Henry J concluded Ms Carter’s power of appointment of directors pursuant to section 442A only came to an end when the process of the DOCA’s execution had ended. Ms Carter therefore still held the power conferred upon her by section 442A when she entered the DOCA. His Honour went on to state section 442A “does not prescribe any particular means by which the act of appointment ought to be articulated.” Therefore, as the DOCA articulated the act of appointment by reference to Ms Carter entering into the DOCA, this was adequate for the purposes of section 442A.

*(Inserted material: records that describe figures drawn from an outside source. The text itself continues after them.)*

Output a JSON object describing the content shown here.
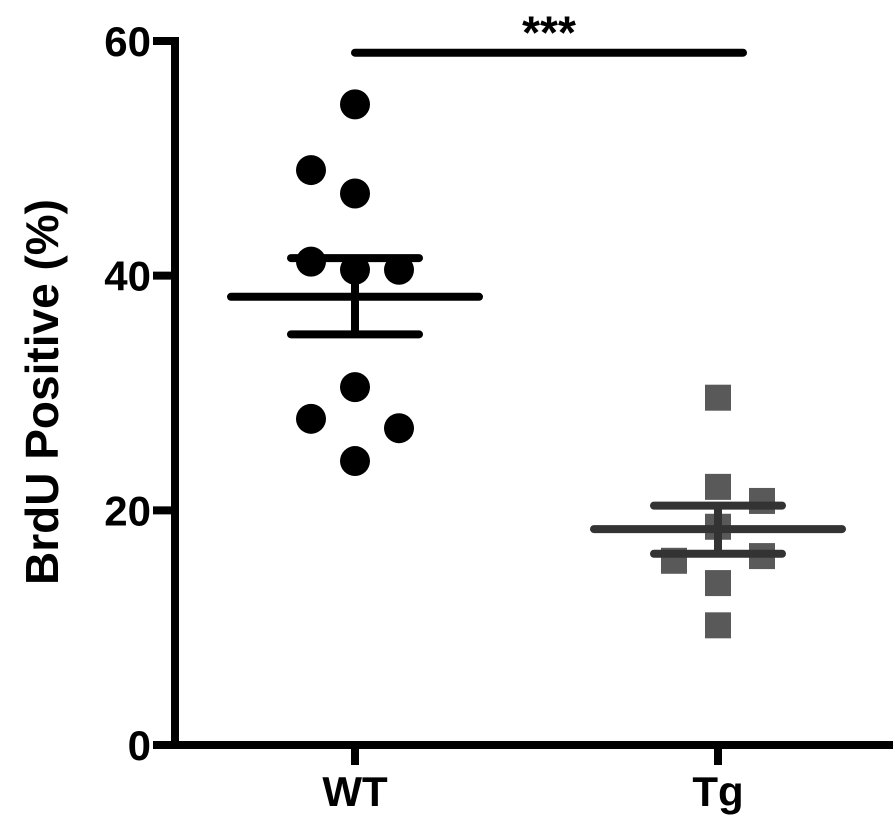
{
  "chart_data": {
    "type": "scatter",
    "ylabel": "BrdU Positive (%)",
    "ylim": [
      0,
      60
    ],
    "yticks": [
      0,
      20,
      40,
      60
    ],
    "ytick_labels": [
      "0",
      "20",
      "40",
      "60"
    ],
    "grid": false,
    "categories": [
      "WT",
      "Tg"
    ],
    "groups": [
      {
        "category": "WT",
        "marker": "circle",
        "color": "#000000",
        "points": [
          {
            "offset": 0,
            "y": 54.6
          },
          {
            "offset": -1,
            "y": 49.0
          },
          {
            "offset": 0,
            "y": 47.0
          },
          {
            "offset": -1,
            "y": 41.2
          },
          {
            "offset": 0,
            "y": 40.5
          },
          {
            "offset": 1,
            "y": 40.5
          },
          {
            "offset": 0,
            "y": 30.5
          },
          {
            "offset": -1,
            "y": 27.8
          },
          {
            "offset": 1,
            "y": 27.0
          },
          {
            "offset": 0,
            "y": 24.2
          }
        ],
        "mean": 38.2,
        "error_upper": 41.5,
        "error_lower": 35.0
      },
      {
        "category": "Tg",
        "marker": "square",
        "color": "#595959",
        "points": [
          {
            "offset": 0,
            "y": 29.6
          },
          {
            "offset": 0,
            "y": 22.0
          },
          {
            "offset": 1,
            "y": 20.8
          },
          {
            "offset": 0,
            "y": 18.6
          },
          {
            "offset": 1,
            "y": 16.1
          },
          {
            "offset": -1,
            "y": 15.7
          },
          {
            "offset": 0,
            "y": 13.8
          },
          {
            "offset": 0,
            "y": 10.2
          }
        ],
        "mean": 18.4,
        "error_upper": 20.4,
        "error_lower": 16.3
      }
    ],
    "significance": {
      "label": "***",
      "from": "WT",
      "to": "Tg",
      "y": 59.0
    }
  }
}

Henry J rejected the Applicant’s argument that Ms Carter could not appoint non-members as directors and held that section 442A should be read without limitation. Further, there is nothing in section 442A to suggest normal statutory requirements for the eligibility of a director would not apply to persons to be appointed by an administrator under section 442A.
Henry J held that the powers conferred by a DOCA take precedence over and override the exercise of members’ powers. The Court noted the general principle adopted by Santow J in North Sydney District Rugby League Football Club Ltd & Anor v Hill and Ors [2000] NSWSC 249, that the powers conferred by a DOCA take precedence and override the exercise of members’ powers during the currency of the DOCA to the extent provided. Therefore clauses 17.3 and 17.4 of the DOCA, which sought to confer voting rights inconsistent with the constitution, were valid. It was held that placing Passage in control of the voting rights of Williams Corporation is an exercise of power for a legitimate purpose of implementing a central feature of the arrangement, which is a similar process of allocating members’ proxy voting rights under the constitution. Members were held to be bound by the DOCA, which is consistent with section 444G of the Act.

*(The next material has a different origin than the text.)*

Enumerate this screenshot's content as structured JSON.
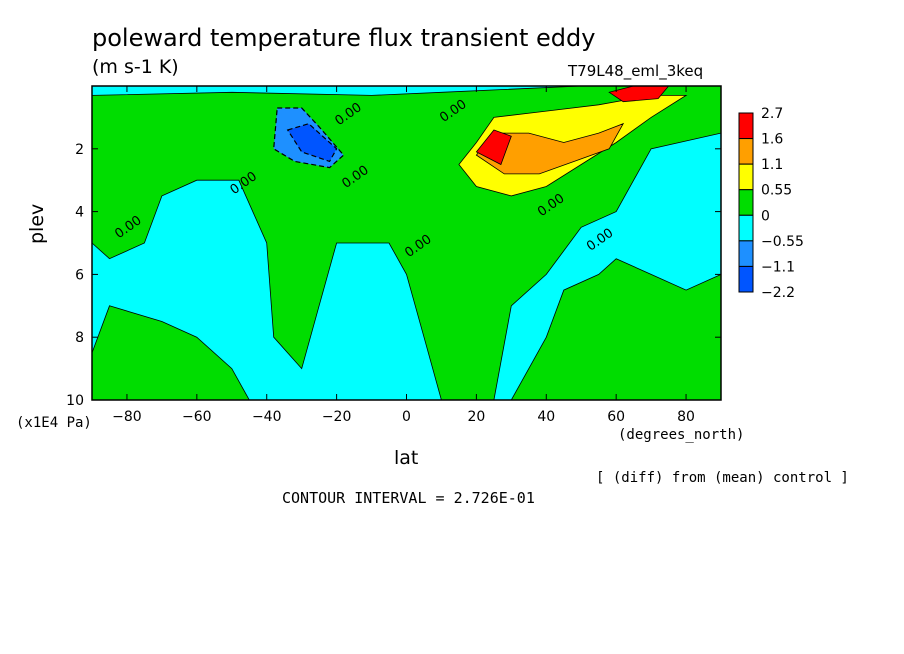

This case again highlights the ability to achieve creative restructures of a company’s equity structure through a combination of DOCAs and powers granted to administrators under the Act. It appears clear that DOCAs bind members and that a DOCA’s terms override pre-appointment powers of members.
The case also highlights the potential for overreach when it comes to the power and utility of DOCAs by reaffirming the fact that DOCAs and deed administrators cannot otherwise amend the constitution of a company.